Billet

La Poivronade du Lundi

 

Chaque lundi c’est un rite, un parcours initiatique, l’alcoolique délabré qui tient sa bouteille de rouge s’invite dans le bus, non loin des femmes qu’il aborde d’un bonjour chaleureux et bien senti. Lorsque ces malheureuses, attroupées comme des héroïnes de Sex in the City, sans le sexe mais bien dans la city, répondent – et elles répondent toujours – charmées par cette apparente bonhomie, cette humeur guillerette qui donne du baume au cœur.
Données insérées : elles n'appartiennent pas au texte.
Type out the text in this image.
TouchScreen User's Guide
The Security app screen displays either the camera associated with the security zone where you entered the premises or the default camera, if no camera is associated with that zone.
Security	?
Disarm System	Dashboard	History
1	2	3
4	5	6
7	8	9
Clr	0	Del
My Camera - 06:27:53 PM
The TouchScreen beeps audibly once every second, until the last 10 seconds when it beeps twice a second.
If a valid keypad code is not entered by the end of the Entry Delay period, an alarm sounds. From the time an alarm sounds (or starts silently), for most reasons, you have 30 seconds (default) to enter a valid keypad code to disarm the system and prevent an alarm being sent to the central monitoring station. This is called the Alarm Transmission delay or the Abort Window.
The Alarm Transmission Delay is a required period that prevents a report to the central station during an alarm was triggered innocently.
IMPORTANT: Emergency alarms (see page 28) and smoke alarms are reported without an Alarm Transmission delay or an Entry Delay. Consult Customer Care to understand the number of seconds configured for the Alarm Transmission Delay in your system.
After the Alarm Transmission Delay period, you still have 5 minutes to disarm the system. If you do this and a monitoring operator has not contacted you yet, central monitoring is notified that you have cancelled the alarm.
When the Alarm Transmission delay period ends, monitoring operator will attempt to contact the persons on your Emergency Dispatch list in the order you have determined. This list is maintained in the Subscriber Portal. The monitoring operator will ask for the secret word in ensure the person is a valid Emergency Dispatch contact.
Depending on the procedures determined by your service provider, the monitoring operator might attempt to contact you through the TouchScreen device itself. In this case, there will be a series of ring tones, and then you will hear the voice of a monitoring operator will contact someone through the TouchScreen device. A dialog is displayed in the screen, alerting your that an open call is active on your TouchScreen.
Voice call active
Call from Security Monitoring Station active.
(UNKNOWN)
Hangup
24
Evidemment, elles déchantent aussitôt.

 

Le saltimbanque, plus vif que goguenard, transforme très vite sa chaleureuse salutation en discours incohérent, souvent vilain, toujours connard, qu’il sature parfois d’invectives et de grandes leçons de vie. Les femmes ignorent alors tout à fait les élucubrations qu’il vitupère d’une voix guerrière, avec l’assurance des alcooliques les plus virulents, lesquelles profitent au bus entier : une belle déclaration d’amour au néant.

 

Ah ça fait sa bourgeoise mais je te dis-moi tu me donnerais pas une pièce y en a pas une pour me donner une pièce ça dérange t’aurais pas une pièce donc ? ou alors un ticket restaurant ? non les tickets-restaurants tu les gardes pour toi tu as bien raison et tu diras que non, ben non, tu n’en as pas de ces tickets alors que tu bouffes ton sandwich /

 

Vous êtes toutes pareilles des bourgeoises c’est tout hé et moi je suis vieux avant je travaillais tu vois je travaillais avec mes mains mais on ne travaille plus de la même façon avec ses mains maintenant c’est fini tout ça on est plus dans les années disco. Je portais des pat’def, tu imagines ?/

 

Sinon, tu connais mon copain Bouddha ? C’était un mec bien et il est mort, je suis triste qu’il soit mort putain il m’a laissé tout seul dans la vie, il savait prendre les directions de la vie lui, quand on a une amitié comme ça, qu’on s’aime entre hommes c’est beau, on s’entraide y a rien de plus beau les femmes vous vous comprenez pas ça, vous faites les tigresses

 

Toi t’as l’air d’en être une sacrée mais les hommes aiment les tigresses moi je me plains pas si une femme c’est une tigresse ça non / alors c’est bien ! Vous connaissez Bouddha ? Je suis trop mal depuis qu’il est parti mon pote Hubert il m’a appris tellement de truc et maintenant je me sens seul. Et le bouddhisme ? Le yin et le yang ? Vous connaissez pas hein ? Hahhh, je descends là, ça me plaît bien. Au revoir, veillez bien sur vous.

 

Elles répondirent à l’unisson, au revoir, bien qu’elles n’écoutèrent rien de sa gueulante, s’acharnant à deviser tant bien que mal en tâchant de ne rien laisser paraître de leur malaise, en bonnes citadines qui se respectent, élevées à la bienséance jusqu’au dégoût. Certains d’entre nous, dont le chauffeur qui ne doit rien ignorer de ses frasques, savent qu’il descend à cet arrêt chaque lundi ; seuls varient dans cette sombre équation la teneur de son propos et le contenu de sa bouteille.